From Robots Serving Guests to Modules Controlling Heating and Cooling: How to Use Technology to Save Dollars at Your Hotel
The future is now. Small modules controlling guest room temperatures. Touch tablets that allow guests to order a spa treatments. Robots bringing guests extra towels. Technology is advancing the hospitality industry to many new heights - and providing costs savings at the same time.
"Using technology can save both time and money for hotels," said David Sangree, president of Hotel & Leisure Advisors, a hospitality industry consulting firm.
For instanced, the use of kiosks at check-in not only can save on labor costs, but can also help avoid long lines - particularly at large, convention hotels, he said.
Other kinds of technology can help cut energy expenses. "We are now seeing a new era of energy controls that we have not seen in the hotel industry in the past," said Yani Deros, chief executive officer and co-founder of CIRQ+, which is a modular platform that includes energy controls for properties to remotely monitor energy usage and adjust room temperatures, lighting, and outlets based on guest occupancy.

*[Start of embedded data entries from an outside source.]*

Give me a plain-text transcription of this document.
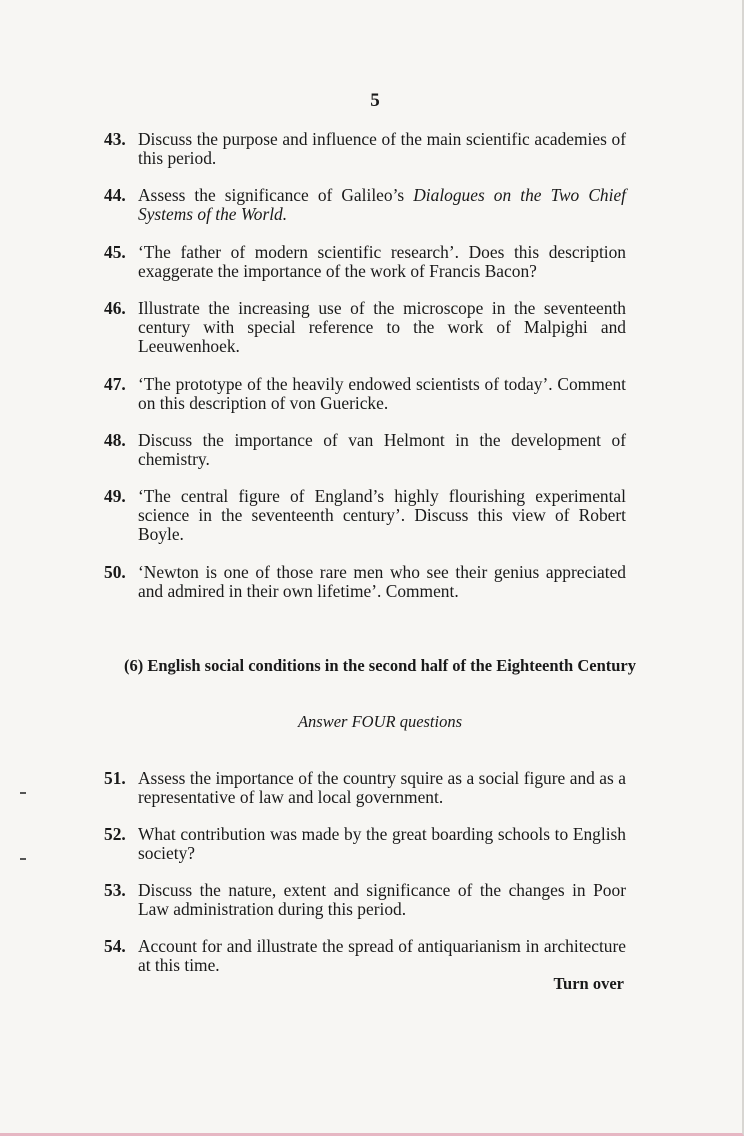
5
43. Discuss the purpose and influence of the main scientific academies of this period.
44. Assess the significance of Galileo’s Dialogues on the Two Chief Systems of the World.
45. ‘The father of modern scientific research’. Does this description exaggerate the importance of the work of Francis Bacon?
46. Illustrate the increasing use of the microscope in the seventeenth century with special reference to the work of Malpighi and Leeuwenhoek.
47. ‘The prototype of the heavily endowed scientists of today’. Comment on this description of von Guericke.
48. Discuss the importance of van Helmont in the development of chemistry.
49. ‘The central figure of England’s highly flourishing experimental science in the seventeenth century’. Discuss this view of Robert Boyle.
50. ‘Newton is one of those rare men who see their genius appreciated and admired in their own lifetime’. Comment.
51. Assess the importance of the country squire as a social figure and as a representative of law and local government.
52. What contribution was made by the great boarding schools to English society?
53. Discuss the nature, extent and significance of the changes in Poor Law administration during this period.
54. Account for and illustrate the spread of antiquarianism in architecture at this time.
(6) English social conditions in the second half of the Eighteenth Century
Answer FOUR questions
Turn over
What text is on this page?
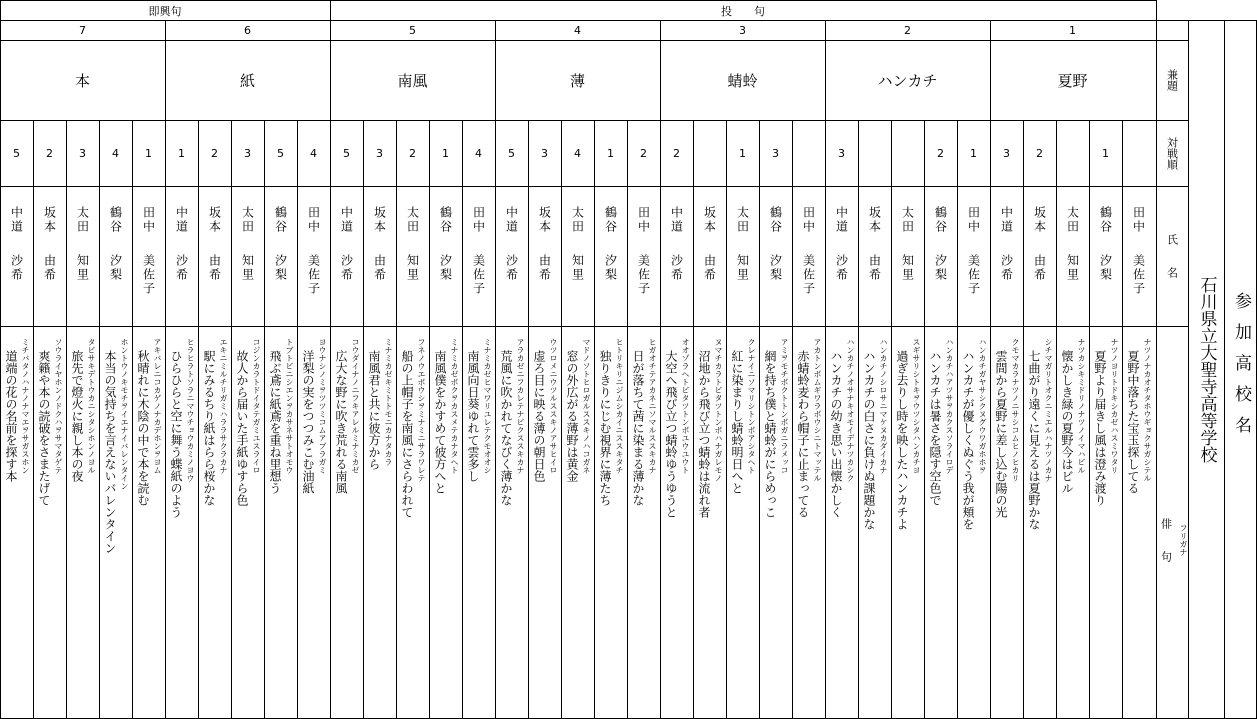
即興句	投　　句
兼題
対戦順
氏　　名
俳　　句 フリガナ
石川県立大聖寺高等学校 参加高校名
7
本
5
中道
沙希
道端の花の名前を探す本 ミチバタノハナノナマエヲサガスホン
2
坂本
由希
爽籟や本の読破をさまたげて ソウライヤホンノドクハヲサマタゲテ
3
太田
知里
旅先で燈火に親し本の夜 タビサキデトウカニシタシホンノヨル
4
鶴谷
汐梨
本当の気持ちを言えないバレンタイン ホントウノキモチヲイエナイバレンタイン
1
田中
美佐子
秋晴れに木陰の中で本を読む アキバレニコカゲノナカデホンヲヨム
6
紙
1
中道
沙希
ひらひらと空に舞う蝶紙のよう ヒラヒラトソラニマウチョウカミノヨウ
2
坂本
由希
駅にみるちり紙はらら桜かな エキニミルチリガミハララサクラカナ
3
太田
知里
故人から届いた手紙ゆすら色 コジンカラトドイタテガミユスライロ
5
鶴谷
汐梨
飛ぶ鳶に紙鳶を重ね里想う トブトビニシエンヲカサネサトオモウ
4
田中
美佐子
洋梨の実をつつみこむ油紙 ヨウナシノミヲツツミコムアブラガミ
5
南風
5
中道
沙希
広大な野に吹き荒れる南風 コウダイナノニフキアレルミナミカゼ
3
坂本
由希
南風君と共に彼方から ミナミカゼキミトトモニカナタカラ
2
太田
知里
船の上帽子を南風にさらわれて フネノウエボウシヲミナミニサラワレテ
1
鶴谷
汐梨
南風僕をかすめて彼方へと ミナミカゼボクヲカスメテカナタヘト
4
田中
美佐子
南風向日葵ゆれて雲多し ミナミカゼヒマワリユレテクモオオシ
4
薄
5
中道
沙希
荒風に吹かれてなびく薄かな アラカゼニフカレテナビクススキカナ
3
坂本
由希
虚ろ目に映る薄の朝日色 ウツロメニウツルススキノアサヒイロ
4
太田
知里
窓の外広がる薄野は黄金 マドノソトヒロガルススキノハコガネ
1
鶴谷
汐梨
独りきりにじむ視界に薄たち ヒトリキリニジムシカイニススキタチ
2
田中
美佐子
日が落ちて茜に染まる薄かな ヒガオチテアカネニソマルススキカナ
3
蜻蛉
2
中道
沙希
大空へ飛び立つ蜻蛉ゆうゆうと オオゾラヘトビタツトンボユウユウト
坂本
由希
沼地から飛び立つ蜻蛉は流れ者 ヌマチカラトビタツトンボハナガレモノ
1
太田
知里
紅に染まりし蜻蛉明日へと クレナイニソマリシトンボアシタヘト
3
鶴谷
汐梨
網を持ち僕と蜻蛉がにらめっこ アミヲモチボクトトンボガニラメッコ
田中
美佐子
赤蜻蛉麦わら帽子に止まってる アカトンボムギワラボウシニトマッテル
2
ハンカチ
3
中道
沙希
ハンカチの幼き思い出懐かしく ハンカチノオサナキオモイデナツカシク
坂本
由希
ハンカチの白さに負けぬ課題かな ハンカチノシロサニマケヌカダイカナ
太田
知里
過ぎ去りし時を映したハンカチよ スギサリシトキヲウツシタハンカチヨ
2
鶴谷
汐梨
ハンカチは暑さを隠す空色で ハンカチハアツサヲカクスソライロデ
1
田中
美佐子
ハンカチが優しくぬぐう我が頬を ハンカチガヤサシクヌグウワガホホヲ
1
夏野
3
中道
沙希
雲間から夏野に差し込む陽の光 クモマカラナツノニサシコムヒノヒカリ
2
坂本
由希
七曲がり遠くに見えるは夏野かな シチマガリトオクニミエルハナツノカナ
太田
知里
懐かしき緑の夏野今はビル ナツカシキミドリノナツノイマハビル
1
鶴谷
汐梨
夏野より届きし風は澄み渡り ナツノヨリトドキシカゼハスミワタリ
田中
美佐子
夏野中落ちた宝玉探してる ナツノナカオチタホウギョクサガシテル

This device can save a hotelier anywhere from 20-50 percent on energy costs, and can detect when a guest is in the room. The CIRQ+ units are now in two properties in Arizona, and the company is in negotiations to possibly have them in as many as 50,000 rooms, Deros said.
Another new technology has been introduced from eTouchMenu, which consists of in-room tablets that guests can use to order items like room service, forgotten toiletries, spa treatments, and other services that a property offers, said Jon Wolfe, president and chief executive officer. These tablets are being used in 12 hotels in the United States, mostly on the West Coast
For products that cost, guests could also pay on the device by adding them to their room bill.
Using an eTouchMenu device can cut time and labor down for the front desk, maintenance and housekeeping as well as track goods and services by room, including how fast and efficiently tasks are completed. The devices can save as much as 15-20 percent on labor costs, Wolfe added.
"You don't need to have staffers delivering items to guests or answering questions on the phone, and you also have less mistakes in orders taken," Wolf said. The company's goal is to be in 500 hotels in the next year, by working with major brands, Wolfe added.
And, then there is the use of robots in hotels to help save on labor costs. RAR Hospitality's Fairfield Inn & Suites by Marriott San Diego/San Marcos uses a robot that allows staff to be more productive, said Robert Rauch, founder and chief executive officer of RAR. Hubert, the Relay robot, allows all employees to concentrate on cleaning rooms, checking-in guests and providing full attention to their primary job. Further, leaving the desk on the overnight shift is a security concern.
"Hubert delivers 24 hours a day and can be considered a cost saving of an employee per day for eight hours, unless we would allow our night team member to depart the desk often. Counting that is $120 per day, or $40k per year," Rauch said.